Let's recap: Regina (aka the Evil Queen) gave Emma and Henry a spell that infused them with good memories. After Regina destroyed the scrolls, the curse consumed Snow, Charming, Hook and the others as Storybrooke disappeared and they were brought back to fairy tale form in the Enchanted Forest. One year later, Emma and Henry's temporary Manhattan bliss is interrupted when Hook warns Emma that her family is in danger.Sunday's episode, titled "New York City Serenade," picks up moments after and also marks the debut of a witchy villainess: The Wicked Witch (real name: Zelena, played by Rebecca Mader). As executive producer Adam Horowitz hinted to reporters in February, "the vengeance that she wants to enact is exactly what we're going to get into in the next episodes," while fellow EP Edward Kitsis called the Wicked Witch's issue with Regina "a global problem and an internal problem."
"This Wicked Witch is an enigma. We don't know who she is, why she's there, what she wants. We know that she's connected to someone but we don't know who that is -- and she really is an unknown," Lana Parrilla tells The Hollywood Reporter ahead of the March 9 hour. The Wicked versus Evil battle will be an interesting showdown to watch as Parrilla tells it: "They're both powerful women and they both possess magic and they're both masterful at it."
When Once Upon a Time returns, Regina isn't running on all cylinders, due in part to her loss of Henry. "She comes back to Fairy Tale Land with a broken heart," Parrilla says. "Their land is different -- it feels different for them. Regina is a very different Evil Queen."
But how different is the Evil Queen? Parrilla insists that that the shift follows one's natural trajectory in life. "If you go through experiences, you learn the lessons -- you're a different person. She's involved, she's matured. Her goal for so long was to kill Snow White and she tried very hard to do that for a very long [time]. [But] they've had to work as a family," Parrilla says. "She can't go back to who she once was."
With a one-year gap between the breaking of the curse and Manhattan, the events that took place during that time -- a lot of which even the fairy tale characters are unaware of -- will be divulged in the second half of the run. Though, as Horowitz and Kitsis alluded earlier this year, viewers should be patient.

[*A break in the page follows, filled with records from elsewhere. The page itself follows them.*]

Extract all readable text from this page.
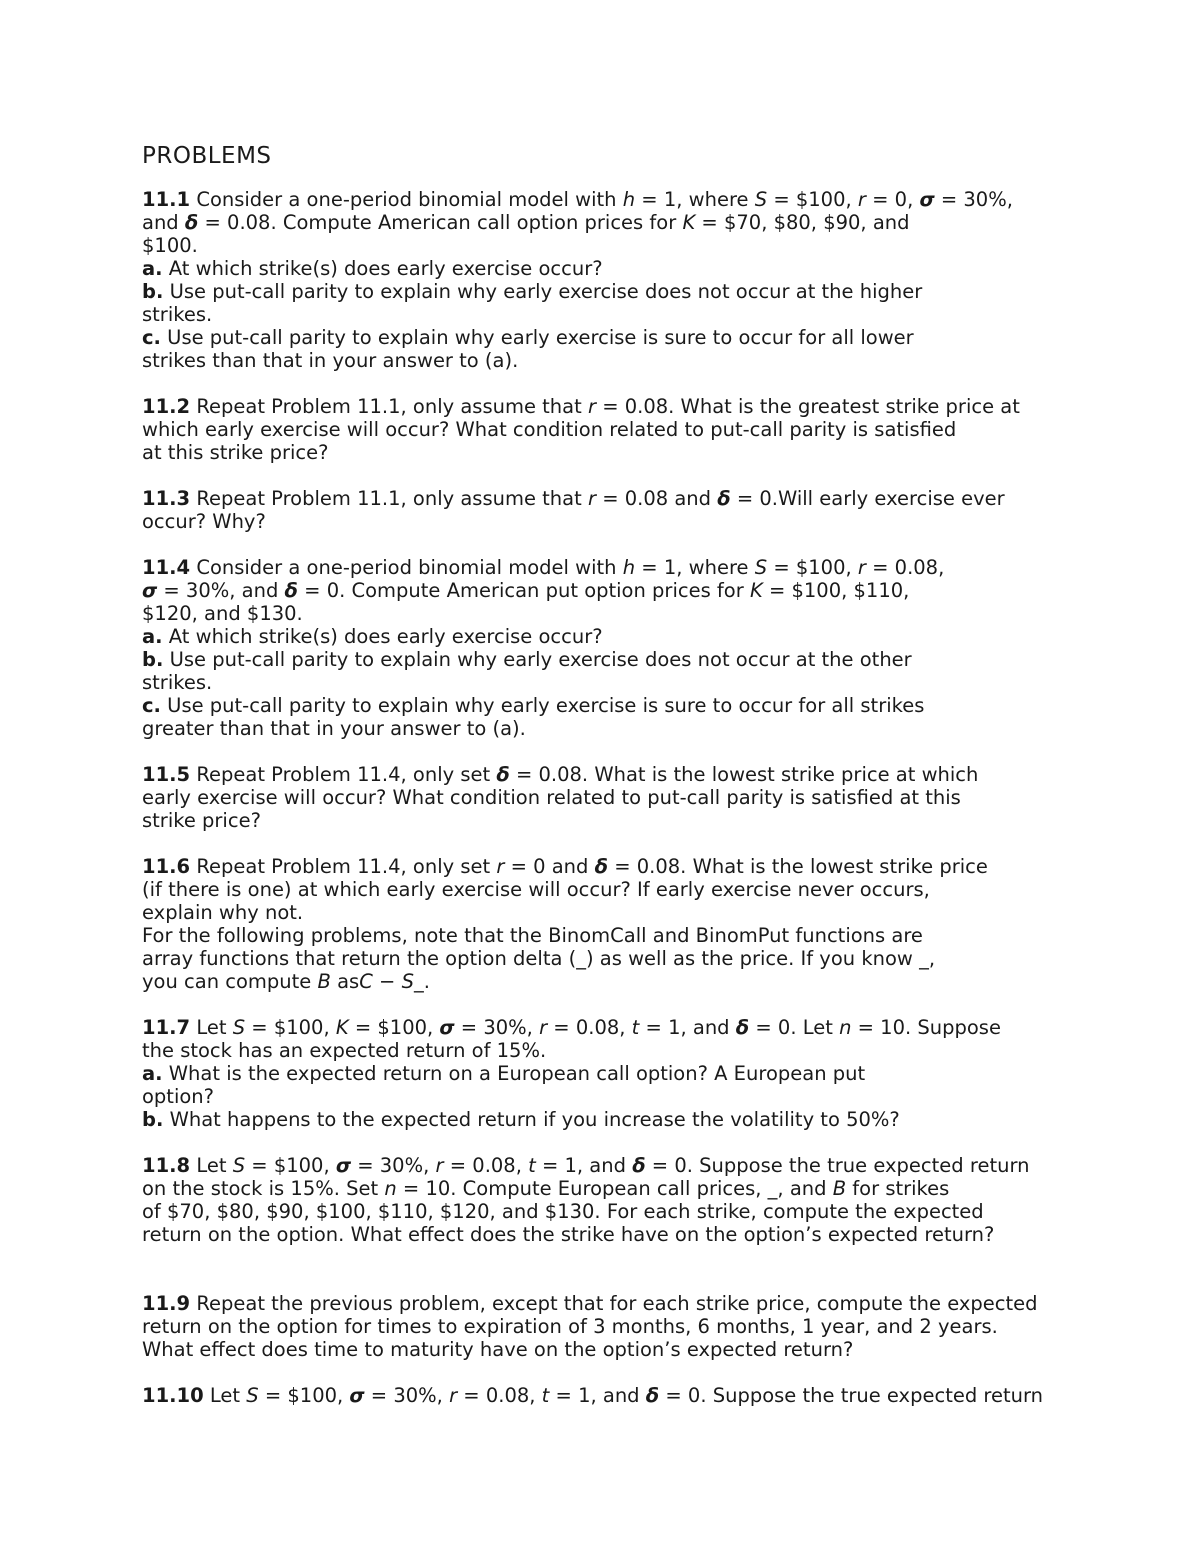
PROBLEMS
11.1 Consider a one-period binomial model with h = 1, where S = $100, r = 0, σ = 30%,
and δ = 0.08. Compute American call option prices for K = $70, $80, $90, and
$100.
a. At which strike(s) does early exercise occur?
b. Use put-call parity to explain why early exercise does not occur at the higher
strikes.
c. Use put-call parity to explain why early exercise is sure to occur for all lower
strikes than that in your answer to (a).
11.2 Repeat Problem 11.1, only assume that r = 0.08. What is the greatest strike price at
which early exercise will occur? What condition related to put-call parity is satisfied
at this strike price?
11.3 Repeat Problem 11.1, only assume that r = 0.08 and δ = 0.Will early exercise ever
occur? Why?
11.4 Consider a one-period binomial model with h = 1, where S = $100, r = 0.08,
σ = 30%, and δ = 0. Compute American put option prices for K = $100, $110,
$120, and $130.
a. At which strike(s) does early exercise occur?
b. Use put-call parity to explain why early exercise does not occur at the other
strikes.
c. Use put-call parity to explain why early exercise is sure to occur for all strikes
greater than that in your answer to (a).
11.5 Repeat Problem 11.4, only set δ = 0.08. What is the lowest strike price at which
early exercise will occur? What condition related to put-call parity is satisfied at this
strike price?
11.6 Repeat Problem 11.4, only set r = 0 and δ = 0.08. What is the lowest strike price
(if there is one) at which early exercise will occur? If early exercise never occurs,
explain why not.
For the following problems, note that the BinomCall and BinomPut functions are
array functions that return the option delta (_) as well as the price. If you know _,
you can compute B asC − S_.
11.7 Let S = $100, K = $100, σ = 30%, r = 0.08, t = 1, and δ = 0. Let n = 10. Suppose
the stock has an expected return of 15%.
a. What is the expected return on a European call option? A European put
option?
b. What happens to the expected return if you increase the volatility to 50%?
11.8 Let S = $100, σ = 30%, r = 0.08, t = 1, and δ = 0. Suppose the true expected return
on the stock is 15%. Set n = 10. Compute European call prices, _, and B for strikes
of $70, $80, $90, $100, $110, $120, and $130. For each strike, compute the expected
return on the option. What effect does the strike have on the option’s expected return?
11.9 Repeat the previous problem, except that for each strike price, compute the expected
return on the option for times to expiration of 3 months, 6 months, 1 year, and 2 years.
What effect does time to maturity have on the option’s expected return?
11.10 Let S = $100, σ = 30%, r = 0.08, t = 1, and δ = 0. Suppose the true expected return
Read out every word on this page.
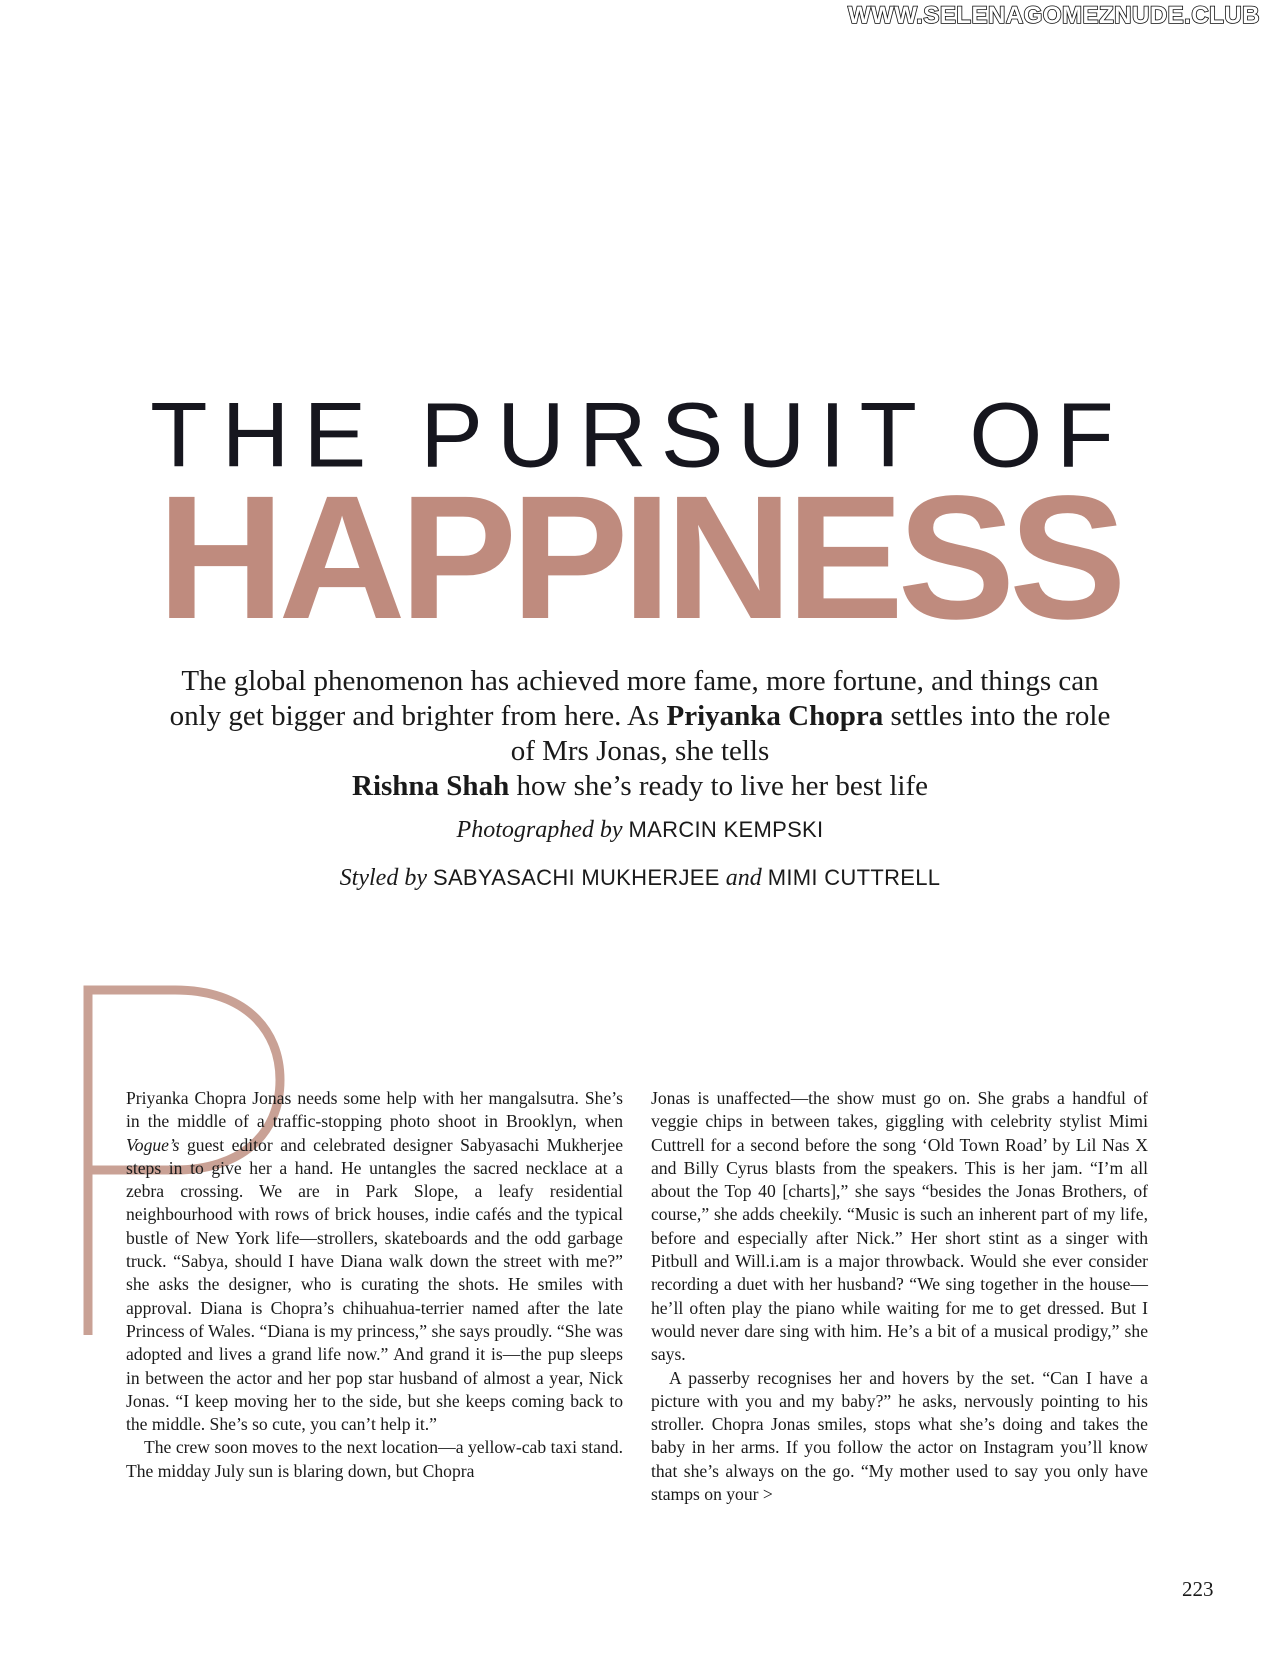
WWW.SELENAGOMEZNUDE.CLUB
THE PURSUIT OF
HAPPINESS
The global phenomenon has achieved more fame, more fortune, and things can only get bigger and brighter from here. As Priyanka Chopra settles into the role of Mrs Jonas, she tells
Rishna Shah how she’s ready to live her best life
Photographed by MARCIN KEMPSKI
Styled by SABYASACHI MUKHERJEE and MIMI CUTTRELL

Priyanka Chopra Jonas needs some help with her mangalsutra. She’s in the middle of a traffic-stopping photo shoot in Brooklyn, when Vogue’s guest editor and celebrated designer Sabyasachi Mukherjee steps in to give her a hand. He untangles the sacred necklace at a zebra crossing. We are in Park Slope, a leafy residential neighbourhood with rows of brick houses, indie cafés and the typical bustle of New York life—strollers, skateboards and the odd garbage truck. “Sabya, should I have Diana walk down the street with me?” she asks the designer, who is curating the shots. He smiles with approval. Diana is Chopra’s chihuahua-terrier named after the late Princess of Wales. “Diana is my princess,” she says proudly. “She was adopted and lives a grand life now.” And grand it is—the pup sleeps in between the actor and her pop star husband of almost a year, Nick Jonas. “I keep moving her to the side, but she keeps coming back to the middle. She’s so cute, you can’t help it.”

The crew soon moves to the next location—a yellow-cab taxi stand. The midday July sun is blaring down, but Chopra

Jonas is unaffected—the show must go on. She grabs a handful of veggie chips in between takes, giggling with celebrity stylist Mimi Cuttrell for a second before the song ‘Old Town Road’ by Lil Nas X and Billy Cyrus blasts from the speakers. This is her jam. “I’m all about the Top 40 [charts],” she says “besides the Jonas Brothers, of course,” she adds cheekily. “Music is such an inherent part of my life, before and especially after Nick.” Her short stint as a singer with Pitbull and Will.i.am is a major throwback. Would she ever consider recording a duet with her husband? “We sing together in the house—he’ll often play the piano while waiting for me to get dressed. But I would never dare sing with him. He’s a bit of a musical prodigy,” she says.

A passerby recognises her and hovers by the set. “Can I have a picture with you and my baby?” he asks, nervously pointing to his stroller. Chopra Jonas smiles, stops what she’s doing and takes the baby in her arms. If you follow the actor on Instagram you’ll know that she’s always on the go. “My mother used to say you only have stamps on your >

223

"We're in present time with no memories all of a sudden," Parrilla says. "We don't know what happened in the last year. There's a lot that has happened in the last year that is still being discovered for all of us -- even for me as an actor." One mystery that is addressed is Ginnifer Goodwin's real-life pregnancy. "It's funny, you flash forward into Storybrooke and end up pregnant but [Snow and Charming] don't remember how they're pregnant," Parrilla says with a laugh.
Though it's been alluded to that Robin Hood may be Regina's one true love, their journey to get to that place of romance will be a long and bumpy one. "Initially Regina is very opposed to letting anyone else in her head. It seems when she does that, they take it away form her," Parrilla says. "I don't know if she necessarily trusts any longer, doesn't really know how to be happy. However, Robin Hood is not Regina. He does fancy her and there's a spark between them."
Parrilla likened their courtship to Romancing the Stone, Robert Zemeckis' 1984 action-adventure/romantic comedy with Michael Douglas and Kathleen Turner. "They're working together, they're fighting together but it's just all that frustrated, built-up tension and sexual attraction that they don't know how to be adult about," she says. "It will evolve from there but that's all I can tell you for now."
Once Upon a Time returns Sunday at 8 p.m. on ABC.